Daddy at one of his treatments

He's been in and out of the hospital...


Tessa, Daddy (Papa) and Me visiting him in the hospital
Tessa and Papa snuggling
Tessa and Daddy Papa  being goofy -
through it all he has kept his sense of humor.
Papa and Samantha playing cards to pass the time

Tessa, Papa and Sean in a group hug

Tessa, Papa and Sean being goofy.
My daddy always says...
"When I stop joking, that is when you need to start worrying."

And now his home has become his hospice.

Daddy and our Chihuahua's Nikki and Nina -
He asked for me to bring them over and have them
stay here with him and I, he says they calm him down.
As I sit quietly and work on my laptop I glance over and see him staring off into the room. Some days we play backgammon, sometimes we have visitors, some days we just talk, other days the TV gives him some background noise and other days he sits with Nina in his lap.

Daddy with his
favorite little Chihuahua Nina
He is no doubt going over in his mind what he would have done differently, what he should have done, what he will miss and when he will be reunited with the love of his life.

They fell in love and never fell out

My mom passed away 12 years ago and I have missed her dearly, and the one thing that gives me comfort in all of this, is that I know without a shadow of a doubt, they will be reunited.

A collage I gave them for their 45th wedding anniversary
A few short weeks later Mom passed away

Caring for a parent is not something that you ever hope to have to do, but I am so thankful that I have this time to share with him.
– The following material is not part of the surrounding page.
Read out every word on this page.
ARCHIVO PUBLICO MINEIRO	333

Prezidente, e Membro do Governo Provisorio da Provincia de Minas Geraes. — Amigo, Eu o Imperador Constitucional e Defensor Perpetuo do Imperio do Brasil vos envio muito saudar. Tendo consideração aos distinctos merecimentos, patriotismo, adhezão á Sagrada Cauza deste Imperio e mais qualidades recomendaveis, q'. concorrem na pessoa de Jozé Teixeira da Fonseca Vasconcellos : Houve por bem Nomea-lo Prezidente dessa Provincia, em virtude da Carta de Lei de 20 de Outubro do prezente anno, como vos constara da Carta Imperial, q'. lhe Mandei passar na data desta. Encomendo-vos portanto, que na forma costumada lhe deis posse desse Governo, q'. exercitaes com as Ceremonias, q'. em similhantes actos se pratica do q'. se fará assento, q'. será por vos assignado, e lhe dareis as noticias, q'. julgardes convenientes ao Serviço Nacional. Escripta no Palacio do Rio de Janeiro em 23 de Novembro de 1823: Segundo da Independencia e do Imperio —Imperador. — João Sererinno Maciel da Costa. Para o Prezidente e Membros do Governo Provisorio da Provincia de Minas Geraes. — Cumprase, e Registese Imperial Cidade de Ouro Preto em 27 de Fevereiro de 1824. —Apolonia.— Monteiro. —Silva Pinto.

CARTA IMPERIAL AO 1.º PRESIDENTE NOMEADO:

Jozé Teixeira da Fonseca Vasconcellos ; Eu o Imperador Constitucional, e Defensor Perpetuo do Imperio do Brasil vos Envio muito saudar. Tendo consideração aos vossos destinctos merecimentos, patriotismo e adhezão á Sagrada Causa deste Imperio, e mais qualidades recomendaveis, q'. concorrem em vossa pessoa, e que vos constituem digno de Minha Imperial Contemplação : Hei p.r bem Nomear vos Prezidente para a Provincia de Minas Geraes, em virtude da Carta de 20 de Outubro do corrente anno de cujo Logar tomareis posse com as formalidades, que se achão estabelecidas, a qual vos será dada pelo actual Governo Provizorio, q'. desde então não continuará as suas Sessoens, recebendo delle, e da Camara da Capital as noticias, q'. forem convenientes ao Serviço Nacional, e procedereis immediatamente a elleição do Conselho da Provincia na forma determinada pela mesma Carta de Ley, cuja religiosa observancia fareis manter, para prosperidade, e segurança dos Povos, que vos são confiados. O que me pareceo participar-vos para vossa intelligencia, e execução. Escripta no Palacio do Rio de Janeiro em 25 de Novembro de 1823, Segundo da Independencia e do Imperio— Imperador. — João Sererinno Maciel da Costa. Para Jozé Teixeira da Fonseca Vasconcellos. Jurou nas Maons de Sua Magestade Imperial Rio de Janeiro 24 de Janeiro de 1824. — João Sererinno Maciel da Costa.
I feel incredibly blessed to hear the stories of his childhood, how he fell for my mom and how proud he is of me and my husband and how we raised our kids.

There is a constant stream of people coming and going. Which makes me proud to know that he loved by so many. And my kids and husband are here all of the time. I have an incredible supportive family. My husband has taken over our household while I stay here with my dad. They come over for dinner and stay with me on the weekends. They cherish every moment as do I.

Daddy and Tessa just hanging out

We celebrated Halloween together and we pray to be able to celebrate Thanksgiving with him in just a few short weeks.

Daddy and my kids Samantha, Sean and Tessa
on Halloween night

Daddy, Samantha, Sean, Me and Tessa on his lap

Daddy (trying to tell me the camera was on), Samantha, Sean,
Steven (my wonderful husband) and Tessa on her Papas lap.
As the days go by, I see him changing. Gone is the lively and constantly joking and often times gruff daddy and instead that is replaced with a frail man who sleeps more and more and gets frustrated when his days and nights get mixed up. He disease is slowly progressing, taking him over and will inevitably slip him away from us. Yet, I want to remember this time, as hard as it is to go through, I want to remember each and every moment. I feel incredibly blessed to be here with him.

I admire his bravery, his strength, his advice, his unconditional love, the years of memories behind us and the eternity ahead of him.

And no matter where he is...I will always be daddy's little girl.

I love you daddy...always and forever.